Today there are whispers of God’s word that can be found, the “pure speech” that the prophet foretold. It is heard when God is truly praised, when lives are truly enriched, when the Spirit makes plain some aspect of God’s will. Those of us who dare to preach strive to find bits of pure speech to share, and on occasion I’m sure we get close, but not always. The church mediates the sacraments as reminders of God’s word, but even here we fall short. The world’s harsh syllables still creep under the doors and compete for our attention.

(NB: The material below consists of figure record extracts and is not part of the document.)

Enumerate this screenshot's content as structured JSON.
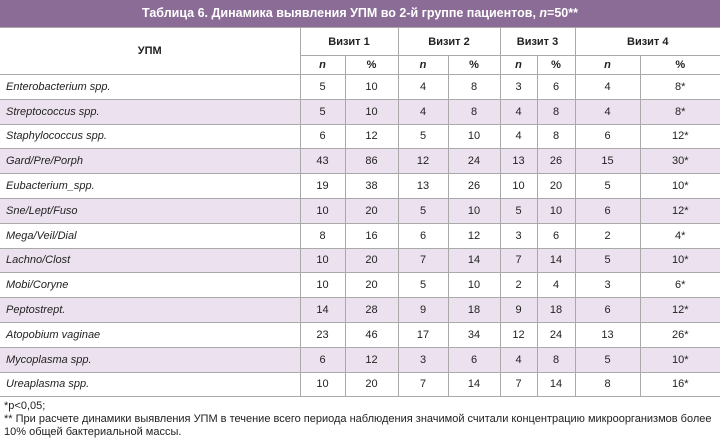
{
  "title": [
    "Таблица 6. Динамика выявления УПМ во 2-й группе пациентов, ",
    "n",
    "=50**"
  ],
  "table": {
    "row_header": "УПМ",
    "visits": [
      "Визит 1",
      "Визит 2",
      "Визит 3",
      "Визит 4"
    ],
    "subheaders": [
      "n",
      "%",
      "n",
      "%",
      "n",
      "%",
      "n",
      "%"
    ],
    "rows": [
      [
        "Enterobacterium spp.",
        5,
        10,
        4,
        8,
        3,
        6,
        4,
        "8*"
      ],
      [
        "Streptococcus spp.",
        5,
        10,
        4,
        8,
        4,
        8,
        4,
        "8*"
      ],
      [
        "Staphylococcus spp.",
        6,
        12,
        5,
        10,
        4,
        8,
        6,
        "12*"
      ],
      [
        "Gard/Pre/Porph",
        43,
        86,
        12,
        24,
        13,
        26,
        15,
        "30*"
      ],
      [
        "Eubacterium_spp.",
        19,
        38,
        13,
        26,
        10,
        20,
        5,
        "10*"
      ],
      [
        "Sne/Lept/Fuso",
        10,
        20,
        5,
        10,
        5,
        10,
        6,
        "12*"
      ],
      [
        "Mega/Veil/Dial",
        8,
        16,
        6,
        12,
        3,
        6,
        2,
        "4*"
      ],
      [
        "Lachno/Clost",
        10,
        20,
        7,
        14,
        7,
        14,
        5,
        "10*"
      ],
      [
        "Mobi/Coryne",
        10,
        20,
        5,
        10,
        2,
        4,
        3,
        "6*"
      ],
      [
        "Peptostrept.",
        14,
        28,
        9,
        18,
        9,
        18,
        6,
        "12*"
      ],
      [
        "Atopobium vaginae",
        23,
        46,
        17,
        34,
        12,
        24,
        13,
        "26*"
      ],
      [
        "Mycoplasma spp.",
        6,
        12,
        3,
        6,
        4,
        8,
        5,
        "10*"
      ],
      [
        "Ureaplasma spp.",
        10,
        20,
        7,
        14,
        7,
        14,
        8,
        "16*"
      ]
    ]
  },
  "footnotes": [
    "*p<0,05;",
    "** При расчете динамики выявления УПМ в течение всего периода наблюдения значимой считали концентрацию микроорганизмов более 10% общей бактериальной массы."
  ]
}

And all of us, without exception, are drawn away from God’s will at some time or other.

What limitless joy we will experience when our language is made pure and the world offers its praise to God. In the mean time (and perhaps the word “mean” is very appropriate here) we must do our best to resist the cacophony that the world offers and seek ways to listen for God’s pure tone, that we may learn what it means to speak in a way that really makes a difference.

Prayer: God, give us the words to say that we may serve you and the strength to resist the harsh divisiveness all around us. In the name of the Word made flesh, Jesus Christ. Amen.